На низком журнальном столике с круглыми и полукруглыми пятнами, въевшимися в темную поверхность, лежало несколько потрепанных номеров «Тайм» и «Лайф». Я открыла лежавший ближе всех журнал. С разворота мне улыбалось лицо Эйзенхауэра, безволосое и застывшее, как личико зародыша в банке.
Через какое-то время я обнаружила, что слышу тихий, журчащий шум. Сначала я подумала, что это стены начали истекать насыщавшей их влагой, но потом заметила, что шум издает небольшой фонтанчик в углу комнаты.
Его струйка вырывалась на несколько сантиметров вверх из куска водопроводной трубы, всплескивала прозрачными ручками, а потом падала и расплывалась в каменной чаше с желтоватой водой. Чаша была выложена белой шестиугольной плиткой, которой отделывают общественные туалеты.

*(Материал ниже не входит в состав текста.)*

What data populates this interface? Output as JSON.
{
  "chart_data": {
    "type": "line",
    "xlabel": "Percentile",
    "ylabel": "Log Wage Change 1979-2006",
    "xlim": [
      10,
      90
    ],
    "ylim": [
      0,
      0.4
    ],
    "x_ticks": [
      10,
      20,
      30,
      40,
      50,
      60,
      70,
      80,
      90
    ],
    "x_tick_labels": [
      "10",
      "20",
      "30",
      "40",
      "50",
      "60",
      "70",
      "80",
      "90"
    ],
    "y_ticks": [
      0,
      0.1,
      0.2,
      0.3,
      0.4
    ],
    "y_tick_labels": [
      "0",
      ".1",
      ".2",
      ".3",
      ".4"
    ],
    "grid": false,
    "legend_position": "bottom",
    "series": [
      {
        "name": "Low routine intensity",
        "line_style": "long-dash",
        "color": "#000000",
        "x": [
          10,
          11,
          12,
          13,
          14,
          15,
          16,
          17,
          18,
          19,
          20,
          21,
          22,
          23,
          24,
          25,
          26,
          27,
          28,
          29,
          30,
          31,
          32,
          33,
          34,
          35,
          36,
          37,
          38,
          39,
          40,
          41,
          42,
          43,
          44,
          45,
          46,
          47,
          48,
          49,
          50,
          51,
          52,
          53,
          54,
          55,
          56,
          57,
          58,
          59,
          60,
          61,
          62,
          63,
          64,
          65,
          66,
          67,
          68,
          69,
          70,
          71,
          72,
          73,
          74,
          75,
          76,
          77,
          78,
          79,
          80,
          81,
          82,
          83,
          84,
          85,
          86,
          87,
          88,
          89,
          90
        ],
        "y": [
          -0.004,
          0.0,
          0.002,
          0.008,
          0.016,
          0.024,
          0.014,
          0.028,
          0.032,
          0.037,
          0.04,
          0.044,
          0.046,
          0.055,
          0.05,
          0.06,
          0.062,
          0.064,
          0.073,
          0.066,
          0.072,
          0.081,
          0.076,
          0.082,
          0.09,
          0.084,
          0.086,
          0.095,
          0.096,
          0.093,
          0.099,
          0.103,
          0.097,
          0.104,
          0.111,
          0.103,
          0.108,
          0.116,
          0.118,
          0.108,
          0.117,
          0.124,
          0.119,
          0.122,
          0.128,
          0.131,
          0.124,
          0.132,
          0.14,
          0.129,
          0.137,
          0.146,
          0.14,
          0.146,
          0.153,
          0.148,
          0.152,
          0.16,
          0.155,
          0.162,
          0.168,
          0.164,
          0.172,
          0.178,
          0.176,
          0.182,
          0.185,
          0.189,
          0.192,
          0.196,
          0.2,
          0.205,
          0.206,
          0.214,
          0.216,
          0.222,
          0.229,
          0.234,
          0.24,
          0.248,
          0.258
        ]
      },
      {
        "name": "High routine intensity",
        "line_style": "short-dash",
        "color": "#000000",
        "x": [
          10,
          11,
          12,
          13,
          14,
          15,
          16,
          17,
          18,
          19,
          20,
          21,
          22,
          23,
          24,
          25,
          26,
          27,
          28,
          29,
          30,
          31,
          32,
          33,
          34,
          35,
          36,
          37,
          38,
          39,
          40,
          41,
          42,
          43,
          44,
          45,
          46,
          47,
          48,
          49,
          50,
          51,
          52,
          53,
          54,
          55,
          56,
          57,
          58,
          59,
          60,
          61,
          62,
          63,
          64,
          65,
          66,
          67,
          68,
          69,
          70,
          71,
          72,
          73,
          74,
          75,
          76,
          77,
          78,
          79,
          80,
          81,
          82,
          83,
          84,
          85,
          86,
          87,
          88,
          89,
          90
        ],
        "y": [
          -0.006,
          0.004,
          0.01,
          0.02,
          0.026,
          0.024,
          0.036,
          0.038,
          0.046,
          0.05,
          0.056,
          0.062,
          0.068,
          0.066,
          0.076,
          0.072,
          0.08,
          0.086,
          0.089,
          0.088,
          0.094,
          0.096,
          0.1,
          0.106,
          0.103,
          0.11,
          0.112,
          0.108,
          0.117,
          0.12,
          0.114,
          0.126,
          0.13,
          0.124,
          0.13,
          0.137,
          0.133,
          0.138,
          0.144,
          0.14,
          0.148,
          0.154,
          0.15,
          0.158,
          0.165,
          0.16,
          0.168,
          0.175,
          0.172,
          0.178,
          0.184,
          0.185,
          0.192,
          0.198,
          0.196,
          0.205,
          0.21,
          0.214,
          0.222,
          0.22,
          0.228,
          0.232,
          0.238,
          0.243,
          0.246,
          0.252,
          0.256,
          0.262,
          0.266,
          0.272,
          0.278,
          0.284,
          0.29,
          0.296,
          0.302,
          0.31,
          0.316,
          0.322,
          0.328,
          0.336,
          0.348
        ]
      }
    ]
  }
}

Прозвенел звонок. Вдалеке начали открываться и закрываться двери. Потом в комнату вошел Бадди.
– Привет, папа!
Бадди обнял отца и тотчас с ужасающей живостью подошел ко мне и протянул мне руку. Я пожала ее. На ощупь она была влажной и пухлой.
Мы с мистером Уиллардом уселись на кожаном диванчике. Бадди пристроился напротив нас на краешке шаткого кресла. Он не переставал улыбаться, словно уголки его рта были натянуты невидимыми проводками.
Вот уж чего я не ожидала увидеть – так это толстого Бадди. Всякий раз, когда я представляла себе его в санатории, мне виделись впалые щеки с тенями и глаза, горевшие из обтянутых кожей глазниц.
Но все вогнутости на теле Бадди внезапно превратились в выпуклости. Под туго натянувшейся белой нейлоновой рубашкой отчетливо проступал надутый животик, щеки округлились и разрумянились, как фрукты из марципана. Он даже смеялся как-то сыто.
Наши взгляды встретились.
– Это все от кормежки, – объяснил Бадди. – Нас тут пичкают до отвала, а потом заставляют лежать. Но теперь мне разрешили прогулки, так что не беспокойся, через пару недель я похудею. – Он подскочил, радостно улыбаясь, как радушный хозяин. – Хотите посмотреть мою палату?
Я пошла за Бадди, мистер Уиллард последовал за мной. Мы прошли через вращающиеся двери с дымчатыми стеклами и двинулись по полутемному коричневому коридору, пахнущему мастикой, антисептиком и чем-то еще, смутно напоминающим помятые гардении.
Бадди распахнул коричневую дверь, и мы оказались в тесной комнатке. Почти всю ее занимала кровать с комковатым матрасом, застеленная тонким белым покрывалом в неширокую синюю полоску. Рядом с ней стояла тумбочка с графином воды, стаканом и торчавшим из баночки с раствором марганцовки серебристым градусником. Между краем кровати и дверью стенного шкафа втиснулся столик, заваленный книгами, бумагами и разномастными керамическими поделками – обожженными и раскрашенными, но не глазурованными.